While NVIDIA has dominated the AI training market, the company faces increasing competition in the inference space, where AI models are deployed to generate responses rather than being trained. As AI applications become more complex and widespread, industry experts predict the inference market will grow dramatically over the next few years, attracting competitors eager to challenge NVIDIA's dominance. Unlike AI training, which requires enormous computing power across entire data centers, inference workloads are more diverse and can be handled by various specialized hardware.

The Blackwell Ultra-based products are expected to be available from partners starting in the second half of 2025. Major cloud providers including Amazon Web Services, Google Cloud, Microsoft Azure, and Oracle Cloud Infrastructure will be among the first to offer Blackwell Ultra-powered instances, with server manufacturers like Dell, HPE, Lenovo, and Supermicro following with their own implementations.

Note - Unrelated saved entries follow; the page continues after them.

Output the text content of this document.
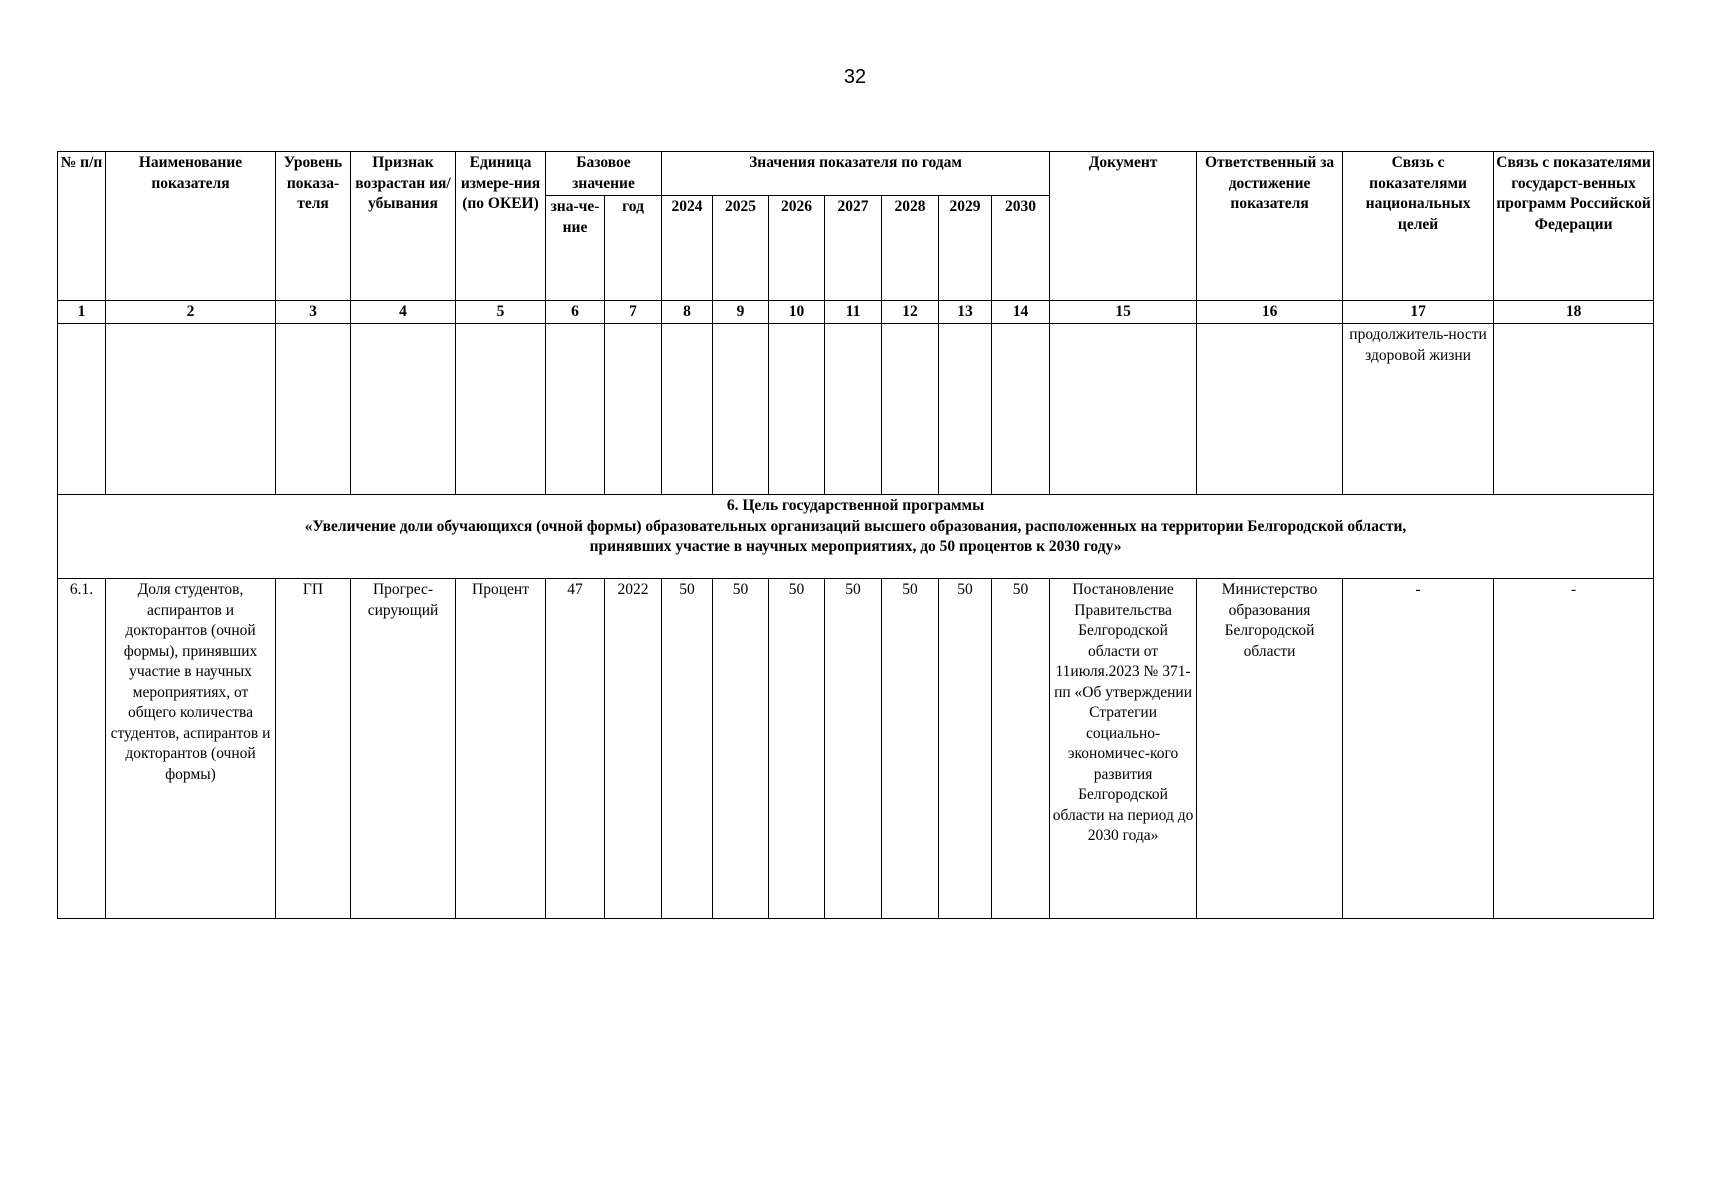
32
№ п/п	Наименование показателя	Уровень показа-теля	Признак возрастан ия/ убывания	Единица измере-ния (по ОКЕИ)	Базовое значение		Значения показателя по годам							Документ	Ответственный за достижение показателя	Связь с показателями национальных целей	Связь с показателями государст-венных программ Российской Федерации
					зна-че-ние	год	2024	2025	2026	2027	2028	2029	2030				
1	2	3	4	5	6	7	8	9	10	11	12	13	14	15	16	17	18
																продолжитель-ности здоровой жизни	

6. Цель государственной программы
«Увеличение доли обучающихся (очной формы) образовательных организаций высшего образования, расположенных на территории Белгородской области,
принявших участие в научных мероприятиях, до 50 процентов к 2030 году»																	

6.1.	Доля студентов, аспирантов и докторантов (очной формы), принявших участие в научных мероприятиях, от общего количества студентов, аспирантов и докторантов (очной формы)	ГП	Прогрес-сирующий	Процент	47	2022	50	50	50	50	50	50	50	Постановление Правительства Белгородской области от 11июля.2023 № 371-пп «Об утверждении Стратегии социально-экономичес-кого развития Белгородской области на период до 2030 года»	Министерство образования Белгородской области	-	-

The new architecture leverages NVIDIA's second-generation Transformer Engine with custom Blackwell Tensor Core technology, combined with TensorRT-LLM and NeMo Framework innovations to accelerate both inference and training for large language models. Blackwell Ultra Tensor Cores deliver 2X the attention-layer acceleration and 1.5X more AI compute FLOPS compared to standard Blackwell GPUs.

According to NVIDIA, the Blackwell Ultra family boasts up to 15 petaFLOPS of dense 4-bit floating-point performance and up to 288 GB of HBM3e memory per chip. This is particularly significant for AI inference, which is primarily a memory-bound workload—the more memory available, the larger the model that can be served. Ian Buck, NVIDIA's VP of hyperscale and HPC, claims the Blackwell Ultra will enable reasoning models to be served at 10x the throughput of the previous Hopper generation, reducing response times from over a minute to as little as ten seconds.

NVIDIA faces growing competition from AMD, which recently launched its MI300 series for AI workloads and has gained adoption from companies looking for alternatives amid NVIDIA's supply constraints. In 2025, AMD announced the acquisition of AI hardware and software engineers from Untether AI to strengthen its inference capabilities. Amazon is also demonstrating ambitions to control the entire AI infrastructure stack with its Graviton4 and Project Rainier's Trainium chips, successfully training major AI models like Claude 4 on non-NVIDIA hardware.

Despite these challenges, analysts project NVIDIA's data center sales to grow to $200 billion in 2025, maintaining approximately 80-85% market share in the near term. The company's strategy with Blackwell Ultra appears focused on securing its position in the inference market while continuing to innovate in training capabilities, potentially changing the assumption that top AI models must rely exclusively on NVIDIA hardware.